Imprimir acórdão
Processo n.º 74/13
2ª Secção
Relator: Conselheiro João Cura Mariano
Acordam, em conferência, na 2.ª Secção do Tribunal Constitucional
Relatório
A. foi julgado em processo comum, por tribunal coletivo, no 2.° Juízo do Tribunal Judicial de Olhão e por acórdão de 26 de novembro de 2010 foi absolvido do crime de associação criminosa com vista ao tráfico de estupefacientes, bem como de dois crimes de tráfico de estupefacientes agravados, tendo sido condenado, pela prática de um crime de tráfico de estupefacientes, previsto e punido no artigo 21.°, n.° 1, do Decreto-Lei n.º 15/93, de 22 de janeiro, na pena de 5 anos e 6 meses de prisão. Pela prática de outro crime previsto na mesma disposição legal foi condenado na pena de 7 anos e 6 meses de prisão. Em cúmulo jurídico das penas referidas, o arguido foi condenado na pena única de 8 anos e 6 meses de prisão.
Desta decisão recorreu para o Tribunal da Relação de Évora, tendo, além do mais, invocado a nulidade da gravação da prova, por existirem partes impercetíveis.
Por acórdão de 10 de abril de 2012 foi concedido provimento parcial ao recurso, tendo sido decidido alterar os itens 3.°, 31.º, 65.º,, 88.° e 89.° da matéria de facto provada, nos termos explicitados nesse acórdão, aditar à matéria de facto provada o item 113.º com a redação que ali se indicou, e julgar não provada a matéria constante dos itens 30.° e 74.° dos factos provados, que passou a integrar os factos não provados.
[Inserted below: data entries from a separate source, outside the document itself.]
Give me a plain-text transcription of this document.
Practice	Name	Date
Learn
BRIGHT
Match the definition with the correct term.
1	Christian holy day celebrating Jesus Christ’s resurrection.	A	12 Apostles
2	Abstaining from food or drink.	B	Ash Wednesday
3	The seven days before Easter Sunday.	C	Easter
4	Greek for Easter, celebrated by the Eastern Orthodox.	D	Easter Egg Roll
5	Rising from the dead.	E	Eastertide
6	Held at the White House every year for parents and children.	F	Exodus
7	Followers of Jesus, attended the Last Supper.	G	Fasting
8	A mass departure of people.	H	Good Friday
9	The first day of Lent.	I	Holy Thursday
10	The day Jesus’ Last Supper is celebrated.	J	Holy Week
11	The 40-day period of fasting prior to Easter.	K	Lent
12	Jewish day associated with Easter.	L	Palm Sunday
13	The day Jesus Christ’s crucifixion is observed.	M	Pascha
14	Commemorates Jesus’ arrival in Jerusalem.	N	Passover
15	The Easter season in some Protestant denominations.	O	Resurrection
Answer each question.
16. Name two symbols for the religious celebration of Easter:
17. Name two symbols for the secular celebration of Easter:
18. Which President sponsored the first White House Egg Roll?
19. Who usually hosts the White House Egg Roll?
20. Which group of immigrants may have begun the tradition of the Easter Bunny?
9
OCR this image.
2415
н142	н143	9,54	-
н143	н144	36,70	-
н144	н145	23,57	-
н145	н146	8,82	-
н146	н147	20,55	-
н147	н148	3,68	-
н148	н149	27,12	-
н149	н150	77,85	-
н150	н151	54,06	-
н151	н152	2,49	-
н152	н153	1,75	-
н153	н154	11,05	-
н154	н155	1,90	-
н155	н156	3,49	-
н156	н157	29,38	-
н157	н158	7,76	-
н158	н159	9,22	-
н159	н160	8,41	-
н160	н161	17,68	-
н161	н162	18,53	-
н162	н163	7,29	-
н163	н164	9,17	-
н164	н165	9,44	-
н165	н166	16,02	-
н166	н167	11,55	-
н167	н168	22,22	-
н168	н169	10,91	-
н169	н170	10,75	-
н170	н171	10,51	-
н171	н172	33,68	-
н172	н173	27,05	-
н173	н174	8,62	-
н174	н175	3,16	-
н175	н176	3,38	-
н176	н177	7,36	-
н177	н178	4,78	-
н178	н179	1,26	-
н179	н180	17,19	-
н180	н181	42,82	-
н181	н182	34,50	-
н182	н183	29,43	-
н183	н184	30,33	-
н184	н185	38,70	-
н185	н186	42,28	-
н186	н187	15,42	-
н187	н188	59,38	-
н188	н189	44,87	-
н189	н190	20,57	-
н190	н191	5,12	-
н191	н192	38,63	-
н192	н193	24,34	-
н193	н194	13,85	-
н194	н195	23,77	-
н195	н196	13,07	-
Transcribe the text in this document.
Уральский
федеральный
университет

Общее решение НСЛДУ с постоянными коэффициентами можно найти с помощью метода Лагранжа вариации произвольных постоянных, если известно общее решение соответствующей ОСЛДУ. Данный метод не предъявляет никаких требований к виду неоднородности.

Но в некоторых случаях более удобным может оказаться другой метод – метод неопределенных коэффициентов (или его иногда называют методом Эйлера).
Quanto ao mais, foi mantido o acórdão recorrido, tendo-se considerado sanada, caso existisse, a nulidade arguida.
O arguido recorreu desta decisão para o Supremo Tribunal de Justiça que não conheceu do recurso na parte relativa à referida arguição de nulidade.
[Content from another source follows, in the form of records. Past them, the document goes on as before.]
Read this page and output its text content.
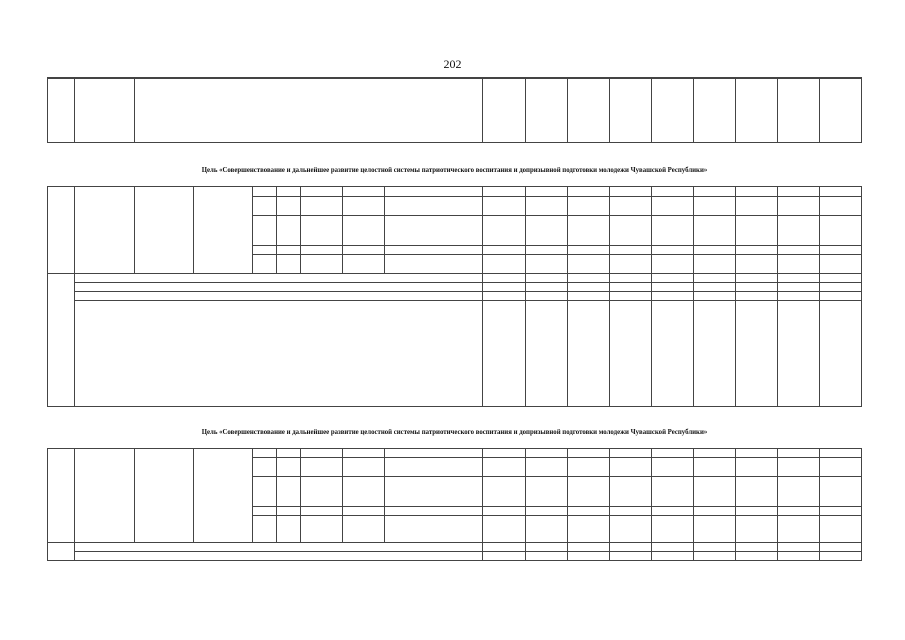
202

Цель «Совершенствование и дальнейшее развитие целостной системы патриотического воспитания и допризывной подготовки молодежи Чувашской Республики»
Цель «Совершенствование и дальнейшее развитие целостной системы патриотического воспитания и допризывной подготовки молодежи Чувашской Республики»
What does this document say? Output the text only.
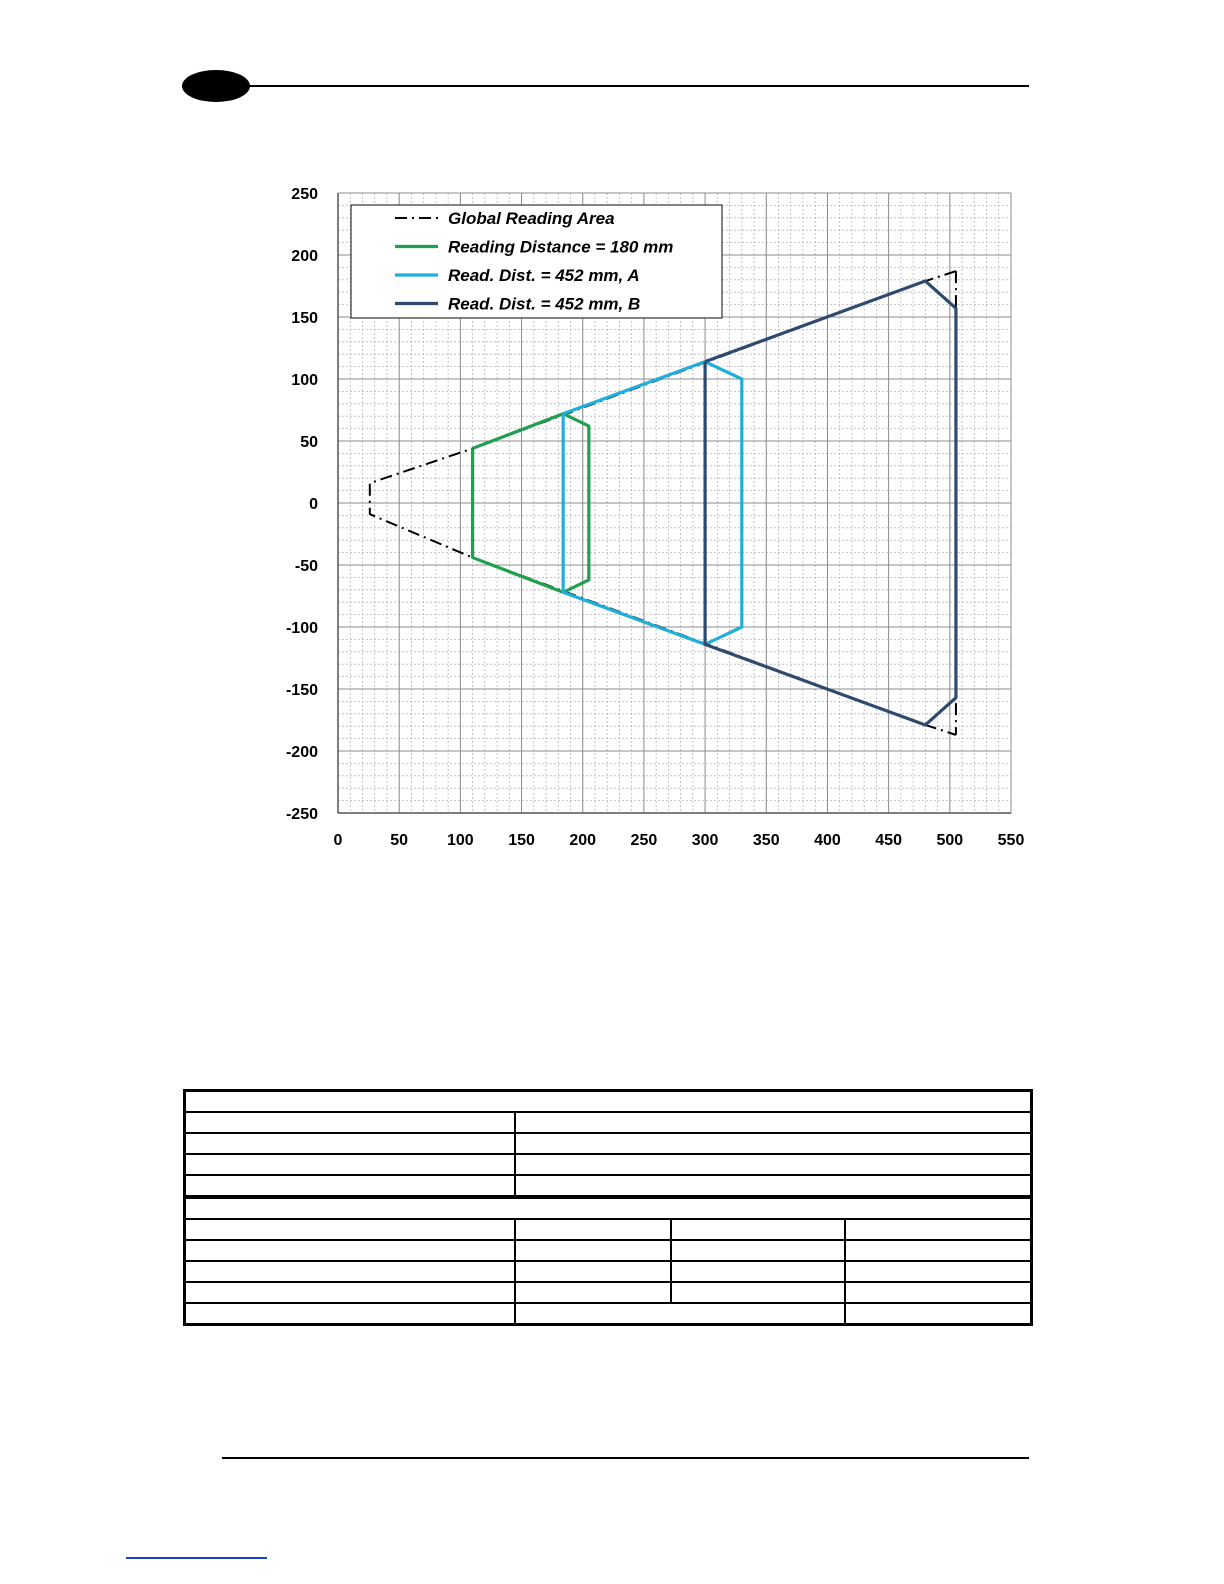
250
200
150
100
50
0
-50
-100
-150
-200
-250
0	50 100 150 200 250 300 350 400 450 500 550
Global Reading Area
Reading Distance = 180 mm
Read. Dist. = 452 mm, A
Read. Dist. = 452 mm, B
O arguido recorreu então para o Tribunal Constitucional, nos termos do artigo 70.º, n.º 1, alínea b), da LTC, requerendo a fiscalização de constitucionalidade dos artigos 105.º, 120.º, n.º 1, 121.º e 363.º, todos do Código de Processo Penal, conjugados com o artigo 9.º do Decreto-Lei n.º 329/95, de 15 de fevereiro, na interpretação segundo a qual, a nulidade decorrente de uma deficiente gravação da prova se mostra sanada, o que obsta ao seu conhecimento, se não for arguida no prazo de 10 dias após a publicação da sentença ou do acórdão, descontando-se porém, o tempo que mediou entre a entrega do suporte técnico pelo sujeito processual interessado ao funcionário e a entrega da cópia do suporte técnico ao sujeito processual que a tenha requerido, e não em todo o prazo do recurso para impugnação da matéria de facto e no âmbito do próprio recurso.
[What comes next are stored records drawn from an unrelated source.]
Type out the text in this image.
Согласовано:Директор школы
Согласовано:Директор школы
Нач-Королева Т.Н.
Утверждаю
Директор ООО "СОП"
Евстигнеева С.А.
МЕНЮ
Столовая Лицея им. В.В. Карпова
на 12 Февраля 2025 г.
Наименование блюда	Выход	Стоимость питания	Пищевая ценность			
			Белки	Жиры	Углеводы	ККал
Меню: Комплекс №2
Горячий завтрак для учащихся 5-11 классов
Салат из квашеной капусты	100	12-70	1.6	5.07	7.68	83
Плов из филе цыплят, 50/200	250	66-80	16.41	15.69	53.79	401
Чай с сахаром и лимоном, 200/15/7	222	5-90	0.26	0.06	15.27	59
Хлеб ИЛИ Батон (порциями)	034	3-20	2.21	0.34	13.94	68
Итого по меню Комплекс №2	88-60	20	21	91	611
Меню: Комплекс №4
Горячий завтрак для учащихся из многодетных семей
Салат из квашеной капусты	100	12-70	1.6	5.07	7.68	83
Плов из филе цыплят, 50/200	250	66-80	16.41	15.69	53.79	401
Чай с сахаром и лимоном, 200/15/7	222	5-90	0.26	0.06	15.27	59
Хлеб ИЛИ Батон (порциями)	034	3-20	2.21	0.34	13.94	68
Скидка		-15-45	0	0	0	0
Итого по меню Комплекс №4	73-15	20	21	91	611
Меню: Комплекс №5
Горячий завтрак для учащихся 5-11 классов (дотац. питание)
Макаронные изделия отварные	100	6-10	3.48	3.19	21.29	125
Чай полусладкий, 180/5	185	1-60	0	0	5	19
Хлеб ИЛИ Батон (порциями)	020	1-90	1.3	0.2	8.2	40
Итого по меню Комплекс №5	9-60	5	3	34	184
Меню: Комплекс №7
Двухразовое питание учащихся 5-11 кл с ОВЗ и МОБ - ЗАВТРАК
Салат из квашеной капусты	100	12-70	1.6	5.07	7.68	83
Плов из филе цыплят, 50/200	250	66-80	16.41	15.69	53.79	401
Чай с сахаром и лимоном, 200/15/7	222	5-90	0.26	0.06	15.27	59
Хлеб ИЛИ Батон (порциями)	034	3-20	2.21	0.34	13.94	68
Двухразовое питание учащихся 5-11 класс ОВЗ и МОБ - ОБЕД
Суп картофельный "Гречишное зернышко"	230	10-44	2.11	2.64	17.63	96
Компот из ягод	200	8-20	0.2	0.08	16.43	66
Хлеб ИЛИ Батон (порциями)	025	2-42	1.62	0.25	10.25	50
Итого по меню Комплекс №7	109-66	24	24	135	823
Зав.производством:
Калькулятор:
Foi proferida decisão sumária de não conhecimento do mérito do recurso, com a seguinte fundamentação
No sistema português de fiscalização de constitucionalidade, a competência atribuída ao Tribunal Constitucional cinge-se ao controlo da inconstitucionalidade normativa, ou seja, das questões de desconformidade constitucional imputada a normas jurídicas ou a interpretações normativas, e já não das questões de inconstitucionalidade imputadas diretamente a decisões judiciais, em si mesmas consideradas.
Nos recursos interpostos ao abrigo da alínea b), do n.º 1, do artigo 70.º, da LTC – como ocorre no presente processo –, a sua admissibilidade depende ainda da verificação cumulativa dos requisitos de a questão de inconstitucionalidade haver sido suscitada «durante o processo», «de modo processualmente adequado perante o tribunal que proferiu a decisão recorrida, em termos de este estar obrigado a dela conhecer» (n.º 2, do artigo 72.º, da LTC), e de a decisão recorrida ter feito aplicação, como sua ratio decidendi, das dimensões normativas arguidas de inconstitucionais pelo recorrente.
Por outro lado, considerando o caráter ou função instrumental dos recursos de fiscalização concreta de constitucionalidade face ao processo-base, exige-se, para que o recurso tenha efeito útil, que haja ocorrido efetiva aplicação pela decisão recorrida da norma ou interpretação normativa cuja constitucionalidade é sindicada. É necessário, pois, que esse critério normativo tenha constituído a ratio decidendi do acórdão recorrido, pois, só assim, um eventual juízo de inconstitucionalidade poderá determinar uma reformulação dessa decisão.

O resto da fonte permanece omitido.